Vedremo dunque come andrà a finire, ma intanto assistiamo a una vera tragedia umanitaria: quella di Matteo Salvini che si ritrova con un pugno di mosche dopo aver sperimentato l’ebbrezza di livelli di consenso che gli permisero nel 2018 di infischiarsene di Berlusconi e della Meloni (allora al 4,5 per cento) e di stipulare un accordo a sorpresa con l’arcinemico pentastellato Luigi Di Maio, che introdusse lo sconosciuto personaggio Conte presidente del Consiglio prestanome, visto che né Di Maio né Salvini potevano consentire all’altro quella carica. La fine è nota: di quell’alleanza, Di Maio, dell’allora sconosciuto avvocato Giuseppe Conte che oggi impunemente dichiara di non riconoscere il risultato elettorale (“la maggioranza uscita nelle urne non corrisponde alla maggioranza del paese”) ponendosi in una posizione politicamente eversiva da nuovo Catilina. Salvini e Conte hanno sia litigato che fatto paci separate, ma certo è che il Paese al voto non ha dimenticato le sue responsabilità nell’aver avviato una svolta catastrofica della Repubblica.

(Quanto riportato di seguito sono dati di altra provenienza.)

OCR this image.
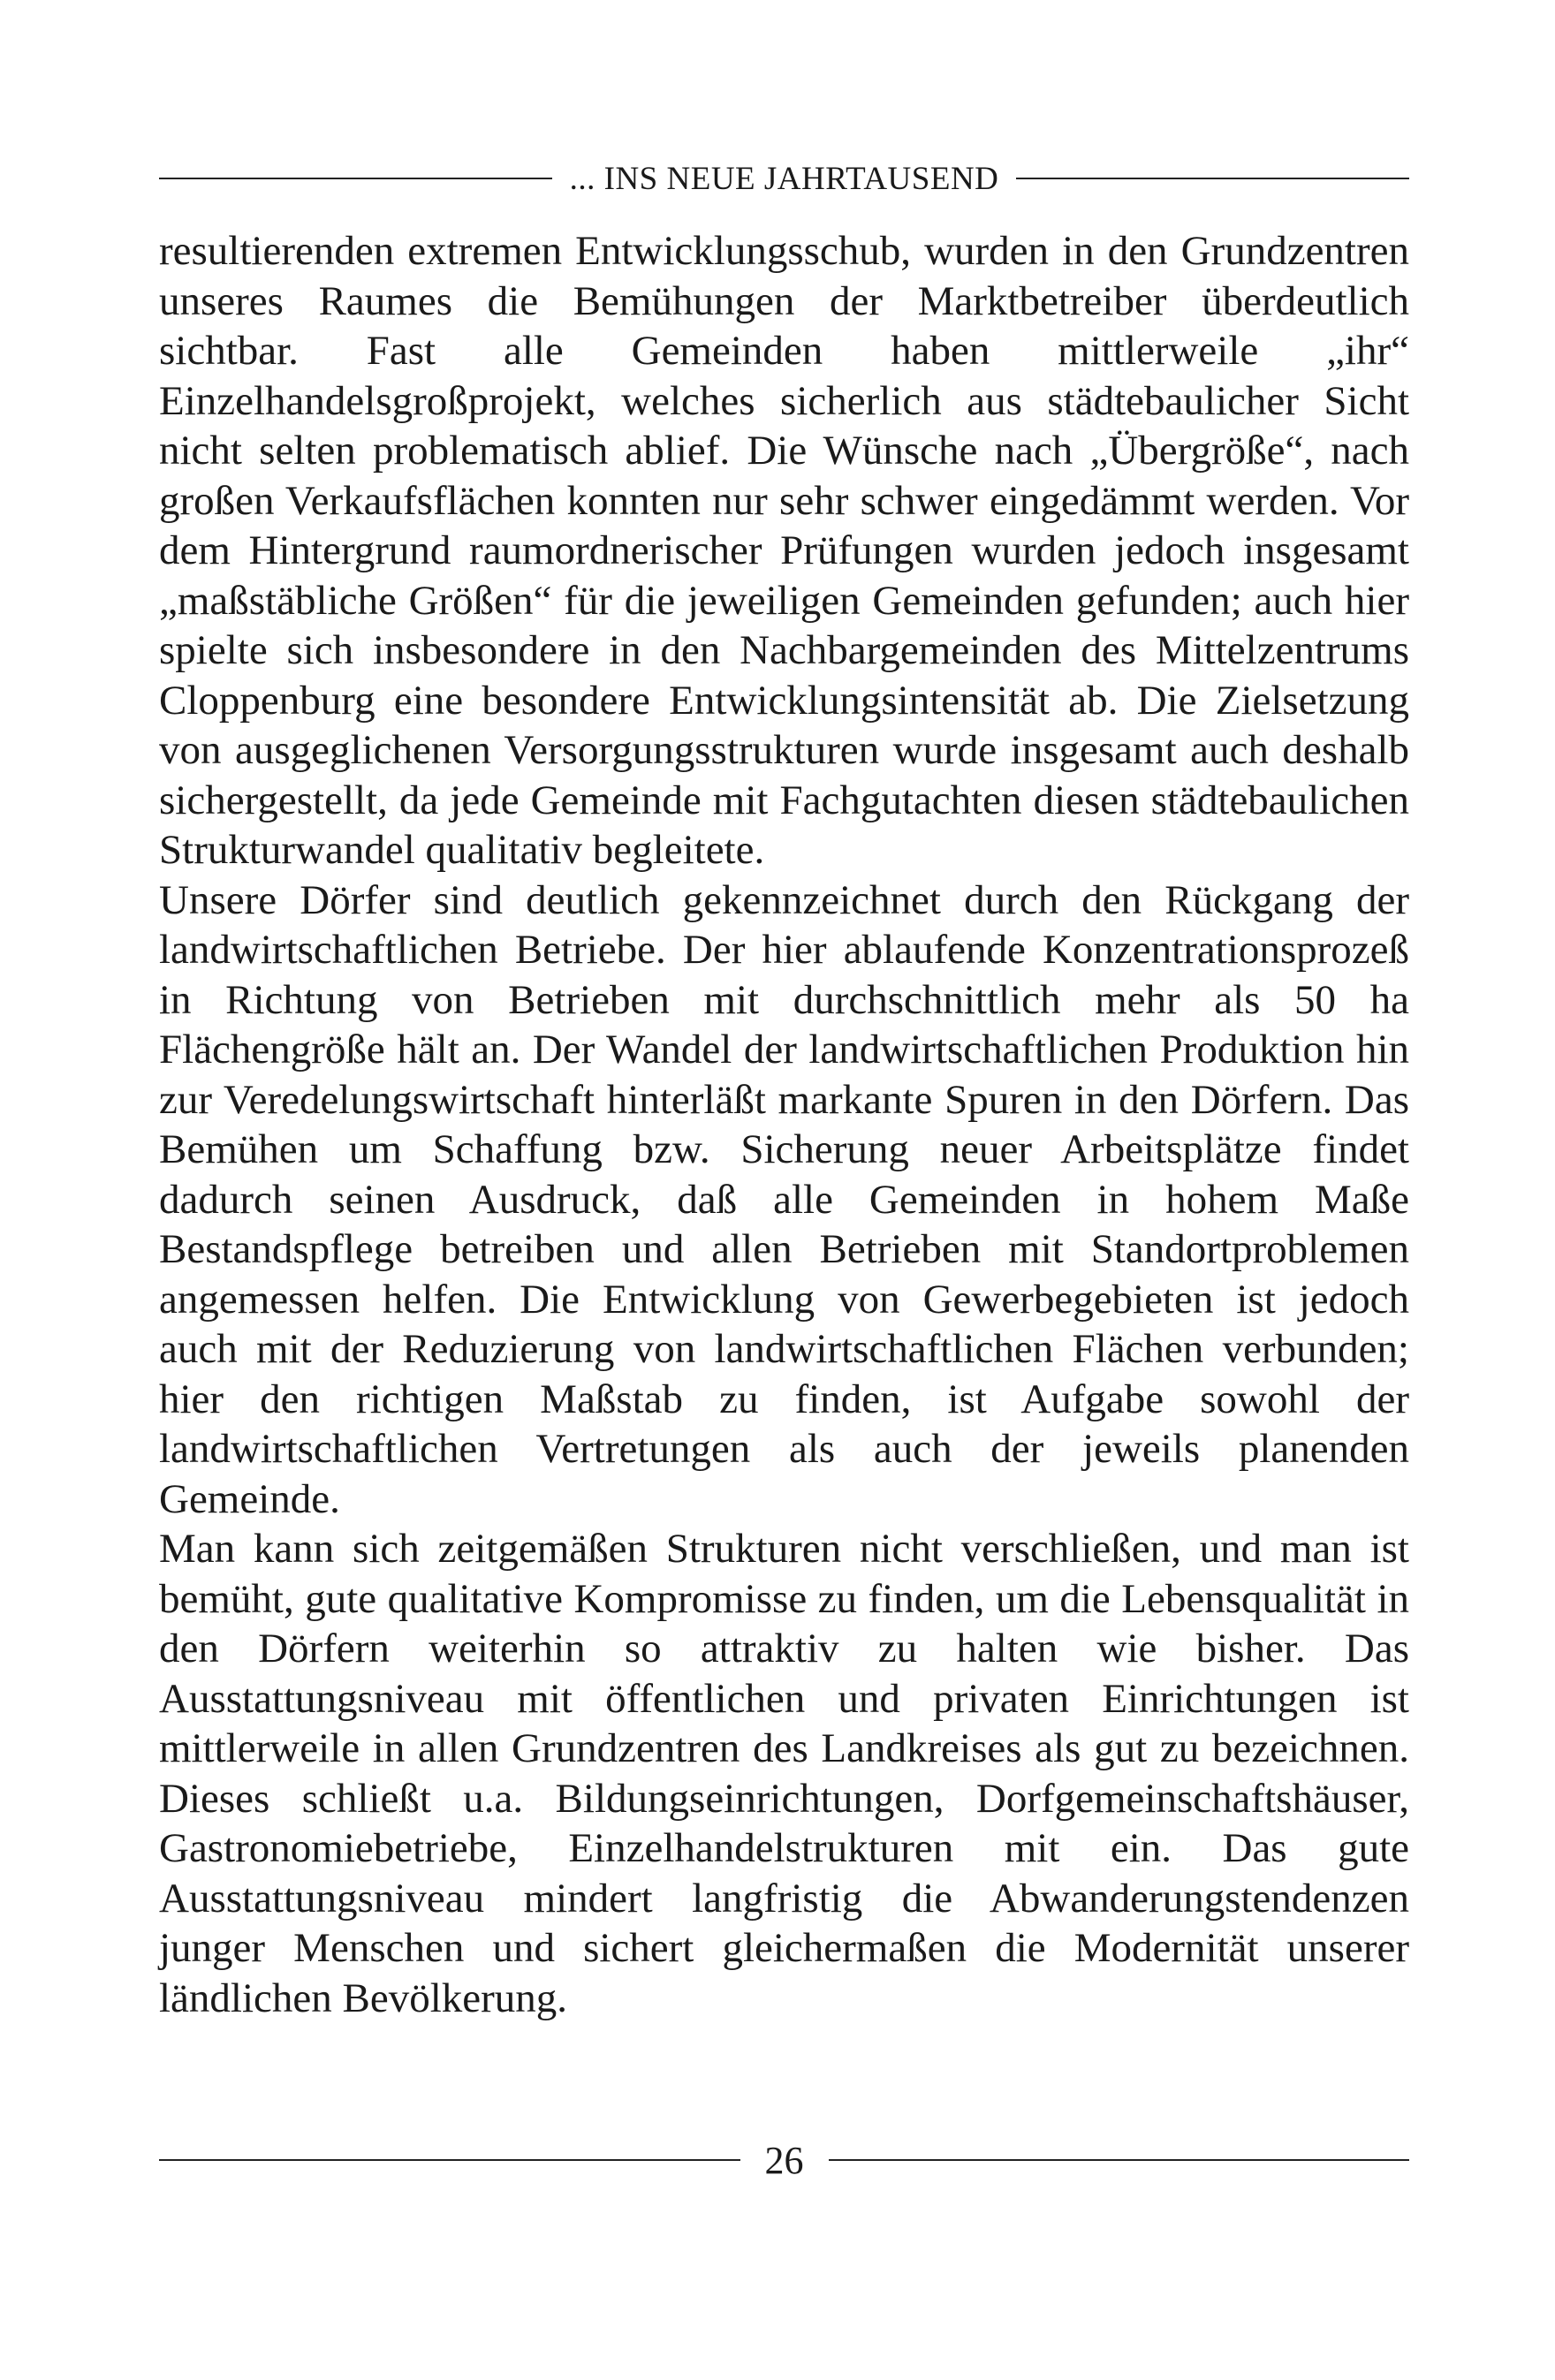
... INS NEUE JAHRTAUSEND

resultierenden extremen Entwicklungsschub, wurden in den Grundzentren unseres Raumes die Bemühungen der Marktbetreiber überdeutlich sichtbar. Fast alle Gemeinden haben mittlerweile „ihr“ Einzelhandelsgroßprojekt, welches sicherlich aus städtebaulicher Sicht nicht selten problematisch ablief. Die Wünsche nach „Übergröße“, nach großen Verkaufsflächen konnten nur sehr schwer eingedämmt werden. Vor dem Hintergrund raumordnerischer Prüfungen wurden jedoch insgesamt „maßstäbliche Größen“ für die jeweiligen Gemeinden gefunden; auch hier spielte sich insbesondere in den Nachbargemeinden des Mittelzentrums Cloppenburg eine besondere Entwicklungsintensität ab. Die Zielsetzung von ausgeglichenen Versorgungsstrukturen wurde insgesamt auch deshalb sichergestellt, da jede Gemeinde mit Fachgutachten diesen städtebaulichen Strukturwandel qualitativ begleitete.

Unsere Dörfer sind deutlich gekennzeichnet durch den Rückgang der landwirtschaftlichen Betriebe. Der hier ablaufende Konzentrationsprozeß in Richtung von Betrieben mit durchschnittlich mehr als 50 ha Flächengröße hält an. Der Wandel der landwirtschaftlichen Produktion hin zur Veredelungswirtschaft hinterläßt markante Spuren in den Dörfern. Das Bemühen um Schaffung bzw. Sicherung neuer Arbeitsplätze findet dadurch seinen Ausdruck, daß alle Gemeinden in hohem Maße Bestandspflege betreiben und allen Betrieben mit Standortproblemen angemessen helfen. Die Entwicklung von Gewerbegebieten ist jedoch auch mit der Reduzierung von landwirtschaftlichen Flächen verbunden; hier den richtigen Maßstab zu finden, ist Aufgabe sowohl der landwirtschaftlichen Vertretungen als auch der jeweils planenden Gemeinde.

Man kann sich zeitgemäßen Strukturen nicht verschließen, und man ist bemüht, gute qualitative Kompromisse zu finden, um die Lebensqualität in den Dörfern weiterhin so attraktiv zu halten wie bisher. Das Ausstattungsniveau mit öffentlichen und privaten Einrichtungen ist mittlerweile in allen Grundzentren des Landkreises als gut zu bezeichnen. Dieses schließt u.a. Bildungseinrichtungen, Dorfgemeinschaftshäuser, Gastronomiebetriebe, Einzelhandelstrukturen mit ein. Das gute Ausstattungsniveau mindert langfristig die Abwanderungstendenzen junger Menschen und sichert gleichermaßen die Modernität unserer ländlichen Bevölkerung.

26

Del resto la sua immagine – svettante ai tempi del Papeete – si è andata appannando, i suoi comizi progressivamente desertificati, specialmente nel Sud che aveva conquistato con geniali promesse mai realizzate: nel Meridione è stato battuto proprio dal giocatore cui lui ha aperto la strada a Giuseppe Conte che ha garantito il reddito di cittadinanza a chiunque lo chieda, mentre tutto il settore del turismo è malconcio perché mancano camerieri, cuochi e addetti alle pulizie. Intanto, al Nord e specialmente in Lombardia e Veneto covava una sorda rivolta contro la trasformazione della Lega Nord, che difendeva gli interessi del Nord, in una Lega nazionalista alleata con la Le Pen che è vista in Europa e nel mondo come il peggior pericolo di un ritorno al razzismo.

I consensi sono andati in picchiata mentre il M5s, che tutti si aspettavano scomparisse, benché dimezzato è rimasto in piedi e fronteggia la Lega salviniana nazionalista. Risultato: nel duello fra Meloni e Salvini per la raccolta del consenso nazionalista, stravince la Meloni a tal punto che il Veneto e larga parte della Lombardia parlano (politicamente) con il marcato accento romanesco di Giorgia Meloni. Ai tempi di Umberto Bossi un evento del genere difficilmente sarebbe potuto accadere ma con Salvini è accaduto. Una disfatta. E Matteo non è abituato alle disfatte.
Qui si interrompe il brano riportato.